Can an agency exclude my years simply because I was not permanent?
Not on that reason alone. The agency or GSIS must consider whether the appointment was valid, the service was actually rendered, and the period was creditable under the applicable law.
What if GSIS contributions were deducted but do not appear in my record?
Obtain payroll and remittance certifications from the agency. Ask the agency’s GSIS-authorized officer to trace the deductions and request correction of the posting.
Does a gap between appointments reset my GSIS service to zero?
No. Separate periods can generally be added for GSIS retirement. A gap may nevertheless affect benefits requiring continuous service, such as certain step increments or loyalty awards.
Does ten years as a temporary employee make me permanent?
No. Length of temporary service does not automatically confer permanent status or security of tenure. A valid permanent appointment must be issued.
Do temporary employees earn vacation and sick leave?
Generally, yes. Temporary government employees covered by the leave rules earn vacation and sick leave credits based on actual service.
Can temporary service count toward a salary step increment?
Yes, when it was rendered in the same position and the employee satisfies the continuous and satisfactory service requirements under CSC-DBM rules.
Can job order years be converted into temporary government service?
Generally, no. A job order contract cannot ordinarily be retroactively converted into an appointment. The actual appointment paper and legal employment relationship control.
What if my temporary service was before 1997?
The applicable older retirement law, premium history, agency charter, refund records, and later reemployment must be reviewed.

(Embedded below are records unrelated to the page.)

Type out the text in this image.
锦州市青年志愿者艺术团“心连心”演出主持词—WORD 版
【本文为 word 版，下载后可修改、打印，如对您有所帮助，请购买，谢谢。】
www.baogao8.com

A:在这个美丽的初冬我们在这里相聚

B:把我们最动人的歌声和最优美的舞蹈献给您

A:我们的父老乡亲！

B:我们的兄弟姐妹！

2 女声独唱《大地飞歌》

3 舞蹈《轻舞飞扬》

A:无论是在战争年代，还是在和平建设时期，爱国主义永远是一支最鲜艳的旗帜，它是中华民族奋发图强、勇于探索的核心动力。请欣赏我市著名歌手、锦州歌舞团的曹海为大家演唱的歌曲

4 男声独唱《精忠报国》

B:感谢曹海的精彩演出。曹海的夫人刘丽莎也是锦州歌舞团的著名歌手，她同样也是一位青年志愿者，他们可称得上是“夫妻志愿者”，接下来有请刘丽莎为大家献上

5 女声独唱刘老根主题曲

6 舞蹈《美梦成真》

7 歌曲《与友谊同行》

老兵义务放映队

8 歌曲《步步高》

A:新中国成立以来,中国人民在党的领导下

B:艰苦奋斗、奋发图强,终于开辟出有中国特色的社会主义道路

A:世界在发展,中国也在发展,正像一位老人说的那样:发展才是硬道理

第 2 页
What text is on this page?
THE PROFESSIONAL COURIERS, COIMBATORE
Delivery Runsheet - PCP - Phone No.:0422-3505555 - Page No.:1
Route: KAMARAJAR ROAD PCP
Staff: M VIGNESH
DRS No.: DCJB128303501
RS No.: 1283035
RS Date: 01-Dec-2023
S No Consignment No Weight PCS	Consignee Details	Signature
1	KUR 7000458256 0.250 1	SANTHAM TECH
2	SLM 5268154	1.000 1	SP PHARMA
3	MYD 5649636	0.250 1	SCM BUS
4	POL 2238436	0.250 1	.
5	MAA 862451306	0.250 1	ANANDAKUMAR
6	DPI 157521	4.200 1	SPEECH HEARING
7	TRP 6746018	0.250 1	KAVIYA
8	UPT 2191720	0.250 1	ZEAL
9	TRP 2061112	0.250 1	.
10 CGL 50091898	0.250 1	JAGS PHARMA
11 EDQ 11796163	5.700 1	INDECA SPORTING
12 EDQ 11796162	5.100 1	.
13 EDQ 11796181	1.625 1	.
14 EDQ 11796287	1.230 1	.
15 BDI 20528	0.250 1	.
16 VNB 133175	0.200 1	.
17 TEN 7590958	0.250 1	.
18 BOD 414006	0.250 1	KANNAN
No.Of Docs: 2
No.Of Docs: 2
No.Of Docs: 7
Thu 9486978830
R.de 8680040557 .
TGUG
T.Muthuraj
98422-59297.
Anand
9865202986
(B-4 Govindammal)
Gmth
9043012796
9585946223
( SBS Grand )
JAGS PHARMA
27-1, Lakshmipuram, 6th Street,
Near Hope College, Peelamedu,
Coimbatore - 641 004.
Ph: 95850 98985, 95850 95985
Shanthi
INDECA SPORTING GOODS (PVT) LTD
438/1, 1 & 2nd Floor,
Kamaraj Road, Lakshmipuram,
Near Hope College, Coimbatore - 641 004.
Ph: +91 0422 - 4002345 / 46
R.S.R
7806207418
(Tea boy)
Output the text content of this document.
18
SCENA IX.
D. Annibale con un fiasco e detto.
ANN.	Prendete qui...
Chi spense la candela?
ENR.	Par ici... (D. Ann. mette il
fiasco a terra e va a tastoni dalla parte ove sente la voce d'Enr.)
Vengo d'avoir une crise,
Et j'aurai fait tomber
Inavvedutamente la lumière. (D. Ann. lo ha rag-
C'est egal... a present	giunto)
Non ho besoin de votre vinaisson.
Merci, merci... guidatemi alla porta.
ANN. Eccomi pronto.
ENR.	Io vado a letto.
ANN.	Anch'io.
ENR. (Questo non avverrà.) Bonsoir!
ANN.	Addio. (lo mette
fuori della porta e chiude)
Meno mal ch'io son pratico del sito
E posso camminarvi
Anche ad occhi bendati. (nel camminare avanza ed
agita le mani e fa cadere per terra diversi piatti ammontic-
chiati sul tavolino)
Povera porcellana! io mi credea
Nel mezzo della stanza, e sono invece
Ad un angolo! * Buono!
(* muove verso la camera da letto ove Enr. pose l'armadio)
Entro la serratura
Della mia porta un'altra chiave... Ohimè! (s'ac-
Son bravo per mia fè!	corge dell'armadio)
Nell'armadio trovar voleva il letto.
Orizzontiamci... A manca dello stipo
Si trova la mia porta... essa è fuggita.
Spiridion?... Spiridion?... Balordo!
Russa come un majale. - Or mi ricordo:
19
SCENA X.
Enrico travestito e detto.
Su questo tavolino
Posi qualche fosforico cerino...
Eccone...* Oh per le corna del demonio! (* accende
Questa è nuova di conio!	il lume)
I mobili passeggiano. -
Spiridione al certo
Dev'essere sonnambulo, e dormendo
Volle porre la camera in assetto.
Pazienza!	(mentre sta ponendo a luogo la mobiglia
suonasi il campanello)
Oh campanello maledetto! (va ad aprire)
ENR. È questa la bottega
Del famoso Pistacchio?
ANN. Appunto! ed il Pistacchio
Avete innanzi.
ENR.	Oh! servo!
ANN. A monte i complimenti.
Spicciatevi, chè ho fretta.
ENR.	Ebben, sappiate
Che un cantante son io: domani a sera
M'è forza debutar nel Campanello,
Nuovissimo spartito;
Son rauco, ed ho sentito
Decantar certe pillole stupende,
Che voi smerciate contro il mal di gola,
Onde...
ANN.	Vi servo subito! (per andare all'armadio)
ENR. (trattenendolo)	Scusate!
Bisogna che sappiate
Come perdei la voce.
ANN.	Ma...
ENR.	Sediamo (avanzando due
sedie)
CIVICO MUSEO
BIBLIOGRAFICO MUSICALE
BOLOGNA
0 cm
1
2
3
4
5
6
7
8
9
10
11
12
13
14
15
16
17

Pre-1997 service requires a case-specific determination.
What should I do if GSIS denies inclusion of my temporary years?
Secure the written decision, review the reason for exclusion, submit the appointment and contribution records, and observe the deadlines for appeal to the GSIS Board and, when applicable, the Court of Appeals.
Key Takeaways
- Temporary government service generally counts, especially for GSIS retirement, leave credits, loyalty awards, and qualifying step increments.
- A temporary appointment is legally different from a job order or contract of service.
- Temporary years can generally help satisfy the 15-year GSIS retirement requirement.
- Breaks in service do not necessarily erase earlier GSIS-creditable years.
- Temporary service does not create permanent status or security of tenure.
- Invalid appointments, refunded premiums, prior benefit payments, missing contributions, special charters, and pre-1997 service can affect the computation.
- The most important records are the appointment paper, certified Service Record, CSC action, payroll documents, and GSIS premium history.
- Any exclusion should be obtained in writing because GSIS appeal periods are strictly observed.